Message me on Discord if/when you want to do this.
@akien-mga I was having issues with minGW in an unrelated project, too.
It turned out that MinGW under windows does not ship the libm math library found on all Linux systems, but instead tries to link these functions from msvcrt. IIRC, this library has stopped at a somewhat ancient C standard, and thus does not define a lot of important functions like cbrt in my case. These functions, instead, are shipped by MinGW and are slow. (E.g., cbrt does some 5-10 steps of a newton approximation instead of using something similar to this implementation)
I was able to solve my problem by linking against OpenLibm instead.
Edit: writeup I found helpful
@rokasv Here's a build of 3.0.3-stable made with the same buildsystem as 3.0.2-stable (official release): https://github.com/GodotBuilder/godot-builds/releases/download/3.0.3-stable-ci/godot.windows.opt.tools.64.exe
@hpvb See https://github.com/godotengine/godot/issues/23400#issuecomment-434737757
@akien-mga confirming that the 3.0.3 build you linked gives the same desirable results as does 3.0.2, whereas the 3.0.3 from https://downloads.tuxfamily.org/godotengine/3.0.3/ gives poor performance
Viewport consums graphics memory very much. I get 1fps in 1500*1000 in godot-3.0.2. When I make windows smaller, cost of graphics memory will below 2GB, and fps will be up to 60.

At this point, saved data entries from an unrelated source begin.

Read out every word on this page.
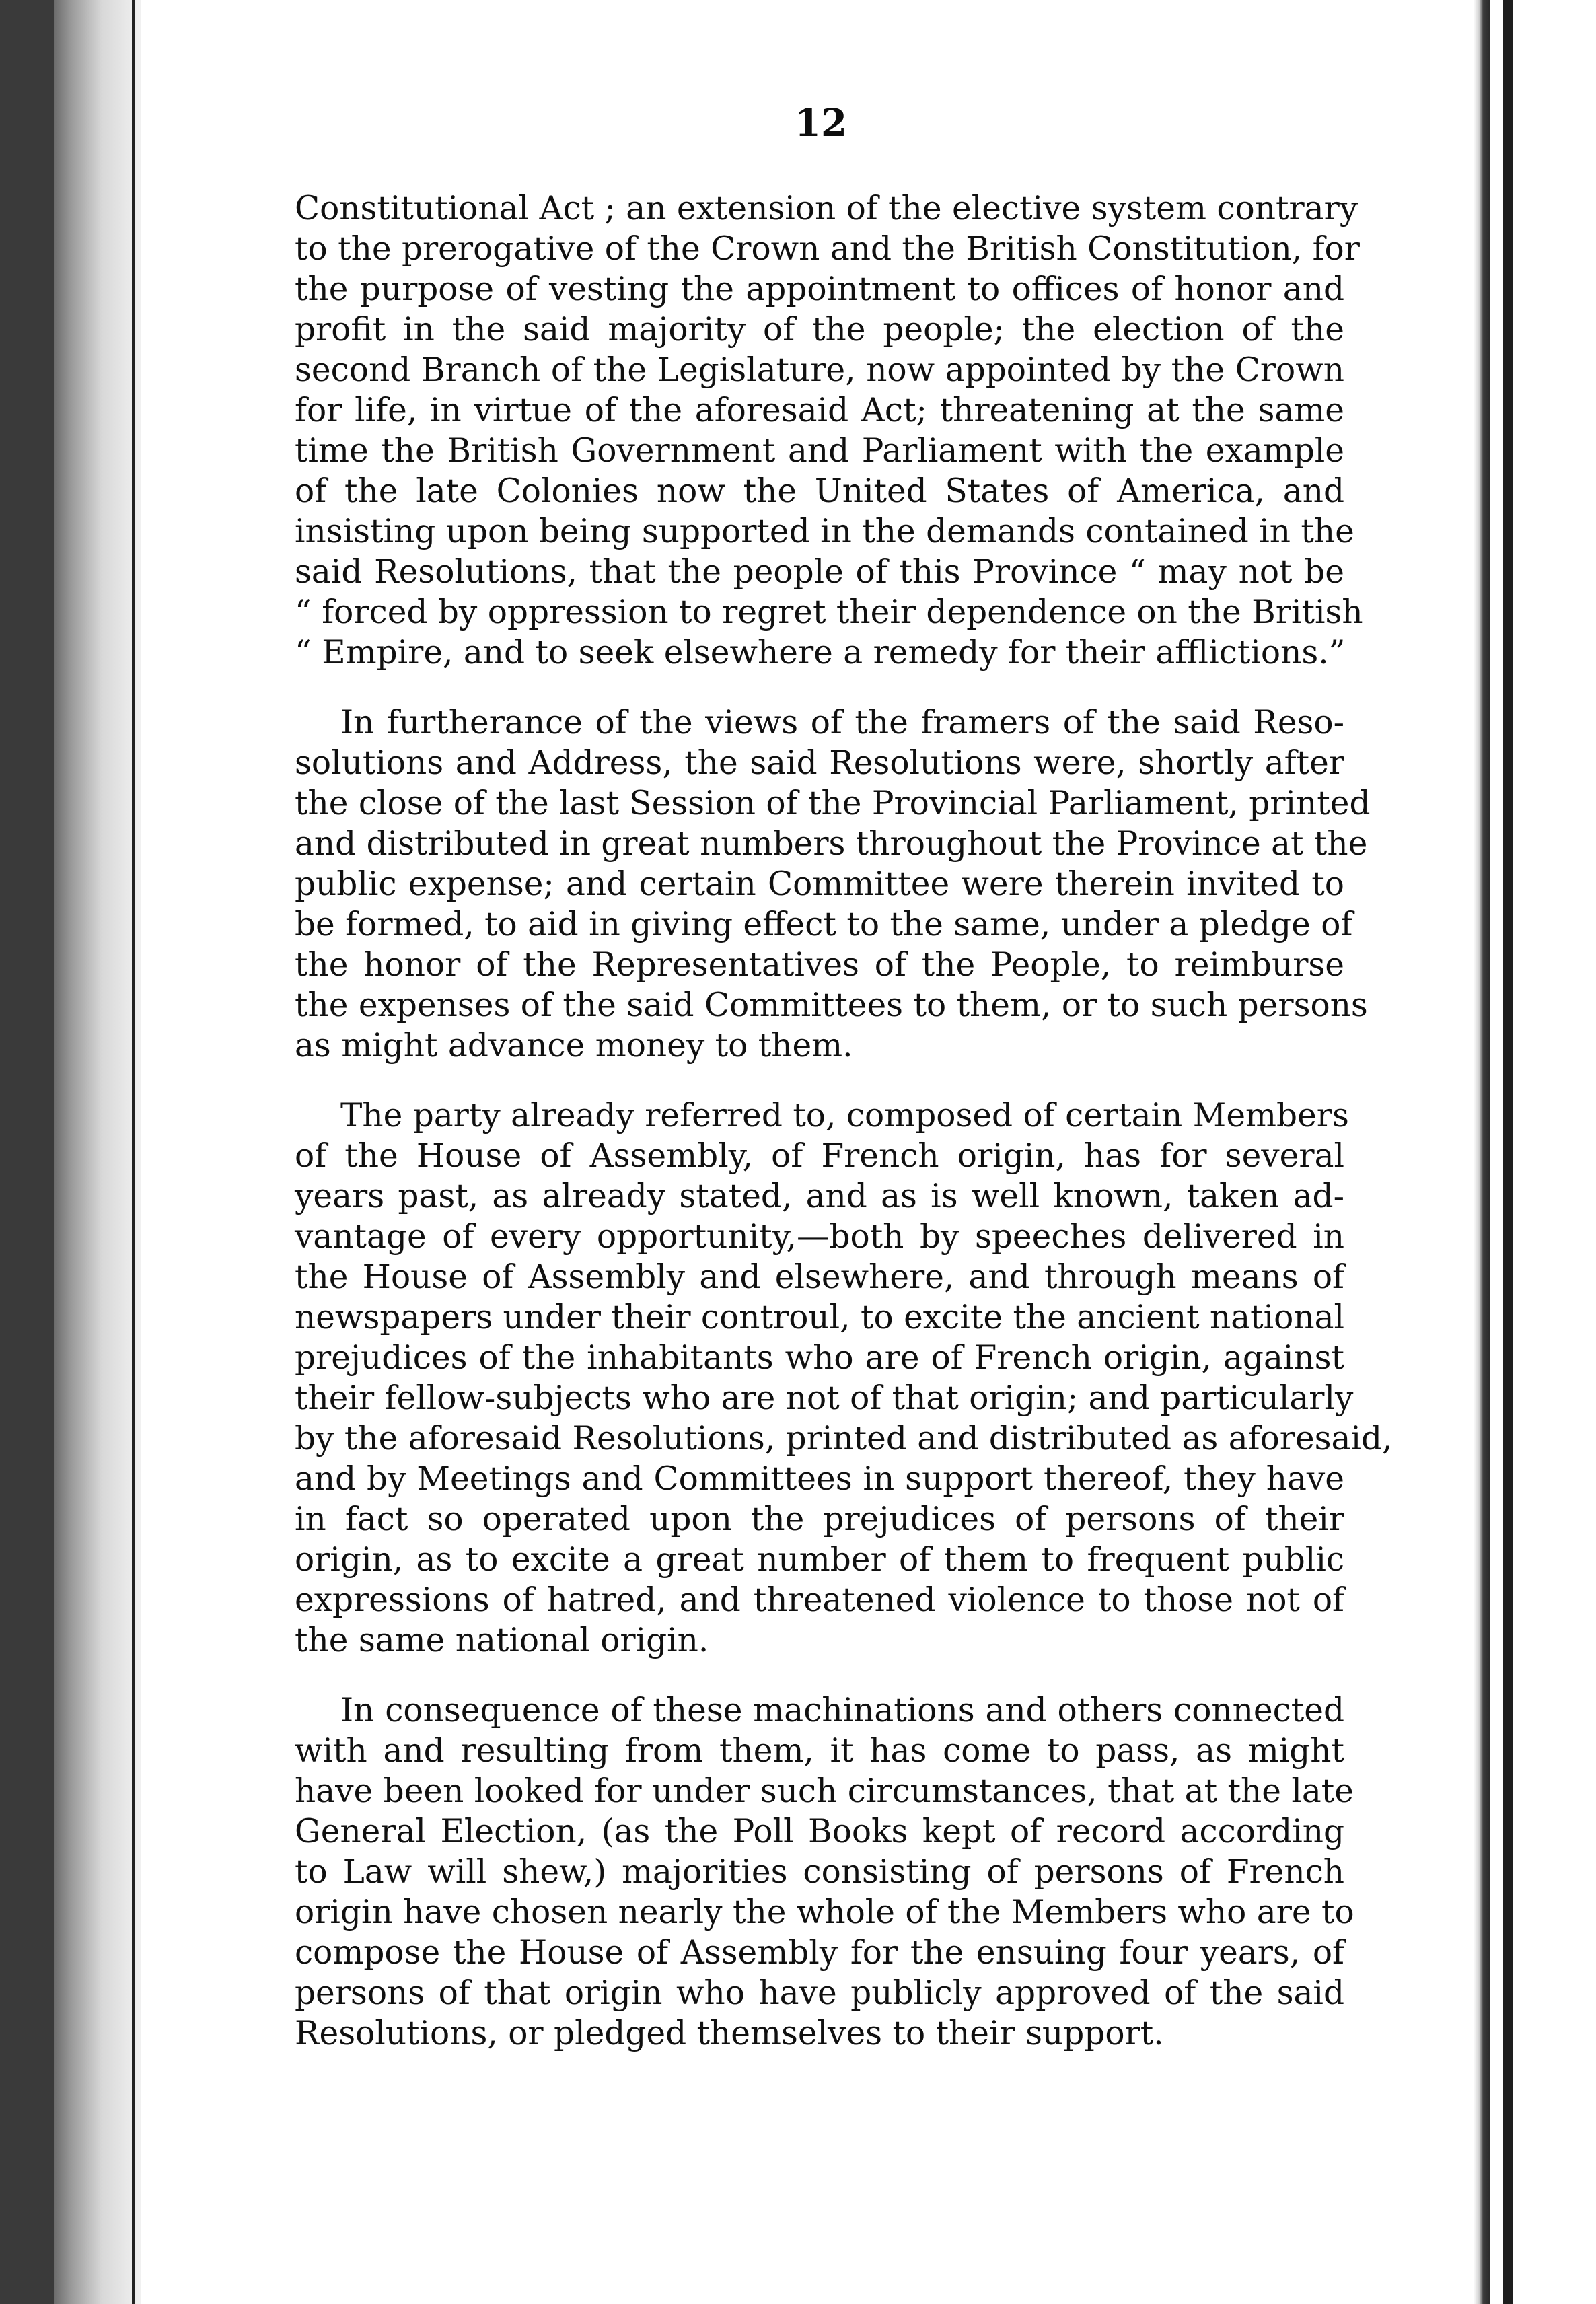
12
Constitutional Act ; an extension of the elective system contrary
to the prerogative of the Crown and the British Constitution, for
the purpose of vesting the appointment to offices of honor and
profit in the said majority of the people; the election of the
second Branch of the Legislature, now appointed by the Crown
for life, in virtue of the aforesaid Act; threatening at the same
time the British Government and Parliament with the example
of the late Colonies now the United States of America, and
insisting upon being supported in the demands contained in the
said Resolutions, that the people of this Province “ may not be
“ forced by oppression to regret their dependence on the British
“ Empire, and to seek elsewhere a remedy for their afflictions.”
In furtherance of the views of the framers of the said Reso-
solutions and Address, the said Resolutions were, shortly after
the close of the last Session of the Provincial Parliament, printed
and distributed in great numbers throughout the Province at the
public expense; and certain Committee were therein invited to
be formed, to aid in giving effect to the same, under a pledge of
the honor of the Representatives of the People, to reimburse
the expenses of the said Committees to them, or to such persons
as might advance money to them.
The party already referred to, composed of certain Members
of the House of Assembly, of French origin, has for several
years past, as already stated, and as is well known, taken ad-
vantage of every opportunity,—both by speeches delivered in
the House of Assembly and elsewhere, and through means of
newspapers under their controul, to excite the ancient national
prejudices of the inhabitants who are of French origin, against
their fellow-subjects who are not of that origin; and particularly
by the aforesaid Resolutions, printed and distributed as aforesaid,
and by Meetings and Committees in support thereof, they have
in fact so operated upon the prejudices of persons of their
origin, as to excite a great number of them to frequent public
expressions of hatred, and threatened violence to those not of
the same national origin.
In consequence of these machinations and others connected
with and resulting from them, it has come to pass, as might
have been looked for under such circumstances, that at the late
General Election, (as the Poll Books kept of record according
to Law will shew,) majorities consisting of persons of French
origin have chosen nearly the whole of the Members who are to
compose the House of Assembly for the ensuing four years, of
persons of that origin who have publicly approved of the said
Resolutions, or pledged themselves to their support.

Platform: win10, gtx760 2gb
I can't reproduce this issue with my Kabylake-G AMD GPU on Windows, it seems like this is not a straight up Mingw issue (even if msvc seems to solve this issue for nvidia users). I'll make a 3.0.6 build with Openlibm for testing purposes for Windows/NVidia users to see if that helps.
OK, I've done a build with openlibm here: https://tmm.cx/nextcloud/s/dwxdSZsG7WfG9WK It is much larger as it has debug symbols in it in case someone wants to try to profile it.
I've also noticed something interesting where it seemed that 3.0.3 would default to the intel GPU (running at around 15fps at 1500x1000) whereas 3.0.2 would run on the dedicated GPU by default. If you're testing in a multi-gpu system (either a laptop or a desktop with both an iGPU and an external GPU) please ensure that you're testing on the dGPU!
@hpvb just tested it and it seems you're right that the fix comes down to changing the default GPU
The linked 3.0.6 runs poorly by default, but it does default to the integrated graphics card. Forcing the editor to use the dedicated GPU solves the issue and the performance becomes comparable to the default of 3.0.2.
I think I've narrowed down the problem and I can explain the difference between 3.0.2 and 3.0.3. That is a buildsystem issue but a very small one. We're not exporting the NvOptimusEnablement symbol properly in 3.0.3 onwards due to a bug with how we set it on mingw. I'll fix this.
Most helpful comment
So me and @rokasv have been talking for some time (it was originally about the viewports, but we eventually switched over to the framerate issue), and he had me try different scales (see his comment just above this one) and giving him the FPS. Here's my findings (3.0.2, 3.0.3, 3.0.6, and
v3.1.alpha.custom_build.aeddb30) :So we kept testing for a while, and then it dawned on me that GPU memory was a thing. So I tested a little on 3.0.3, and recorded what Task Manager showed my GPU was using
So that would explain away why I have basically perfect 60s except in extreme tests, and yet rokasv has abysmal performance -- his 1050 doesn't have the same amount of dedicated RAM that my 1060 does! He's hitting his GPU's ram limits and thus it has to go for the shared memory, which results in horrible performance.
Now the only question that remains, and both me and him hope someone here can help: Why is his performance not tanking on 3.0.2, but tanking on any other version?